6. Getting to 80% – measure and optimise

The final piece on top of audience, message, medium and resource is that of measurement.

What we measure is critical and generally will fall into three areas. Measurements which outline the volume of vaccines administered and the volume of vaccines in surplus. Measurements which plot the performance of SA4’s in relation to the national average – to gauge the areas being left behind. And measurements which outline vaccine resistance and vaccine related indecision.

The former can be tracked at a national level, and two other areas need to be tracked at the SA4 level and any communications adjusted accordingly.

It would be recommended vaccine administration levels move from SA4 tracking to LGA tracking – SA4 could be too broad a measurement as in some instances there are 5 or 10 LGA’s per SA4.

In terms of goals – obviously the macro goal is 70-80% vaccination rates. But the more actionable and addressable goals exist at the region based level. Moving the areas that have fallen behind to a more acceptable level (from being more than 10% below the national average to within +/-5% of the national average), keeping the areas presently at the national average in line with this, and maintaining the momentum of the regions that are well above the national average (but knowing these can slow down a little, especially if it means the areas behind can start to really speed up)

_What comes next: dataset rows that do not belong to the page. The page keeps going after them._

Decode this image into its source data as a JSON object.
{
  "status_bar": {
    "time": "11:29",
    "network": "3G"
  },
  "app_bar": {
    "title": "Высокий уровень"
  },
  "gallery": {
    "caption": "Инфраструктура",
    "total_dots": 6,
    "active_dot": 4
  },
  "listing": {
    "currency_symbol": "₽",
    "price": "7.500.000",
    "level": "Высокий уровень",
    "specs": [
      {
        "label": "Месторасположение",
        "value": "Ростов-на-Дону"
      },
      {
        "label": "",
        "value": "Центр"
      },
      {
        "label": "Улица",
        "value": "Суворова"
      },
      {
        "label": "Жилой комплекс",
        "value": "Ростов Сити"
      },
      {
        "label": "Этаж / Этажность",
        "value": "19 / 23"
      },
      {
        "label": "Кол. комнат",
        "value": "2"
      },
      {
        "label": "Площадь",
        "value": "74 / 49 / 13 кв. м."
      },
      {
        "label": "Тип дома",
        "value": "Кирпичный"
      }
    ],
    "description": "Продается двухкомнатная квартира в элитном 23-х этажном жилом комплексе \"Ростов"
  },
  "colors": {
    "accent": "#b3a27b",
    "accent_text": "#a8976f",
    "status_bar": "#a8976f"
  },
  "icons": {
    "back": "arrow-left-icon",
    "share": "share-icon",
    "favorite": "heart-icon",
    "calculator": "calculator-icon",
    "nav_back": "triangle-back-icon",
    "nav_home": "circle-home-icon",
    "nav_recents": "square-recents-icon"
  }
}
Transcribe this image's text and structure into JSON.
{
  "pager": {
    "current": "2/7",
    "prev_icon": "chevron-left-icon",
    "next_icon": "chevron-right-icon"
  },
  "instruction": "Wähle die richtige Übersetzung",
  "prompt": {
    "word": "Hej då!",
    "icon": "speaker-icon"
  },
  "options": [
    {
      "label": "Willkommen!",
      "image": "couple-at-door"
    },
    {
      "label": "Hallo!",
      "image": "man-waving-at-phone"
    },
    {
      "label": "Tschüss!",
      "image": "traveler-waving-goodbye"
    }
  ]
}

With adequate resources, deploying as per this recommendation is achievable. But it needs resources – both financial and human. Think of it like contact tracing in terms of its requirement for resources and energy, as well as the need for it to be super micro at times.

Conclusion: A media planners approach to improving the vaccine rollout

You might be asking why I did this. It’s a reasonable question. I wanted to better understand the drivers behind where we are and where we can go. For the record, I was vaccinated and received the Pfizer vaccine when it opened up to over 40’s in Victoria. I believe in vaccines and I believe in science.

Being in lockdown is frustrating and this was a way to try and look at options to accelerate a way out of this. It’s by no means an absolute answer, but it does demonstrate how to use media planning and strategy techniques to approach a complex problem.

I also felt it was important to make the data I had accessible to others. From working in the media for two decades I know how curious most of us are, and if making the data more accessible gets others thinking about this it may lead to some great outcomes.

Stay safe. Get vaccinated.

Ben Shepherd is a media analyst. The 80/20 View is a regular column on Mumbrella.